As Heather Alwine Eracleous looked out her window Wednesday morning, she spotted a fire truck parked along the side of the street.
She looked across Woodrow Avenue on the city's north side and started to worry that her 94-year-old neighbor might have grabbed a shovel and tried to dig himself a path to the road.
"My first thought was 'Oh, jeeze, Mr. Slack fell while he was trying to plow; … we really should have gone out before he tried to do that,' " she said.
But tromping through the 9 inches of wet, heavy snow were several Fort Wayne firefighters, headed toward her neighbor's front door.
"I saw them knock on the door and wait for a minute. Then they just walked back to the fire truck," she said. "I thought that was sort of strange that they weren't in a hurry."
A few seconds later, several firefighters from Station 10 grabbed shovels off the truck and went to work, clearing the driveway.
Ten minutes later, they jumped back on the truck and were gone without a word, Eracleous said.
"They knew he was this wonderfully stubborn man who doesn't feel that he needs any extra attention," she said.
"As thick and heavy as this snow was, it could have been really bad, but they took the time to help.
"They didn't expect him to thank them or anything – they just wanted to help."

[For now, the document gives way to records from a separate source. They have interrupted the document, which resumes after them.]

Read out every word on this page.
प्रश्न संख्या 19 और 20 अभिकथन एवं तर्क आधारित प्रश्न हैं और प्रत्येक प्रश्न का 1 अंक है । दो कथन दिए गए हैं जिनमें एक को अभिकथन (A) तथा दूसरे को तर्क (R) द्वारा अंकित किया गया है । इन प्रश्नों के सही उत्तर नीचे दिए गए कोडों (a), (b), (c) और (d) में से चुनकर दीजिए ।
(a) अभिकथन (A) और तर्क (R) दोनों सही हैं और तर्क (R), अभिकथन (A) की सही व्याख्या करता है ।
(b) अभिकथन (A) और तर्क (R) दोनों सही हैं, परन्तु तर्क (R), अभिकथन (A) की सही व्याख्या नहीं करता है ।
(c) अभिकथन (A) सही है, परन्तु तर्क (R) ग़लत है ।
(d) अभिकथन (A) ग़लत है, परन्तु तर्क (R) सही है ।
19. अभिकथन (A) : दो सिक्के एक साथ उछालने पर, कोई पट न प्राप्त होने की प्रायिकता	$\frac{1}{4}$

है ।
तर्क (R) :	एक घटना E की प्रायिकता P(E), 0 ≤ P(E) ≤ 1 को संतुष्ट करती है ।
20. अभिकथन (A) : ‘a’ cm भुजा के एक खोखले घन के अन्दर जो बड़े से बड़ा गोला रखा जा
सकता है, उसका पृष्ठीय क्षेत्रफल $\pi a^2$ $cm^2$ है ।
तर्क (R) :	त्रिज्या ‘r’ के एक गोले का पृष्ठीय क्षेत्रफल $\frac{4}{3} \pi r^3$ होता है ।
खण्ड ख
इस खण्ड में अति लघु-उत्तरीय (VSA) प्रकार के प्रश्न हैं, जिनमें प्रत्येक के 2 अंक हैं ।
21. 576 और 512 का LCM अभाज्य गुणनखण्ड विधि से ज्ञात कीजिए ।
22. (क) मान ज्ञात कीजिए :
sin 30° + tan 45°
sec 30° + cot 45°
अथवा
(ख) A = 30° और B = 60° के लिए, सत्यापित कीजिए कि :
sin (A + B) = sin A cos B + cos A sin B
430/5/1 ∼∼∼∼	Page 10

Slack's daughter, Maggie, said she spoke to her father late Wednesday morning to tell him not to go out with a snow blower to try to clear his driveway.
"He told me when he woke up it was all clear," Maggie Slack said. "He sleeps in late, so it all happened before he was even awake."
Slack asked that her father's first name not be included in this story.
After the firefighters left, Eracleous sent an email to Fire Chief Amy Biggs.
"She couldn't believe the act of kindness that these men performed," Biggs said, referring to the letter Eracleous sent.
Biggs forwarded Eracleous' comments to the fire department's spokeswoman who posted the story on the department's Facebook site.
By 8 p.m. Wednesday, the story had more than 18,000 "likes" and was shared more than 5,400 times.
Biggs said she called Russ McCurdy, the station's captain, and complimented him on the decision to take the time to help a neighbor.
"It made me really proud, especially since nobody asked him to do that. It just comes with being part of the neighborhood," Biggs said. "Neighbors helping neighbors."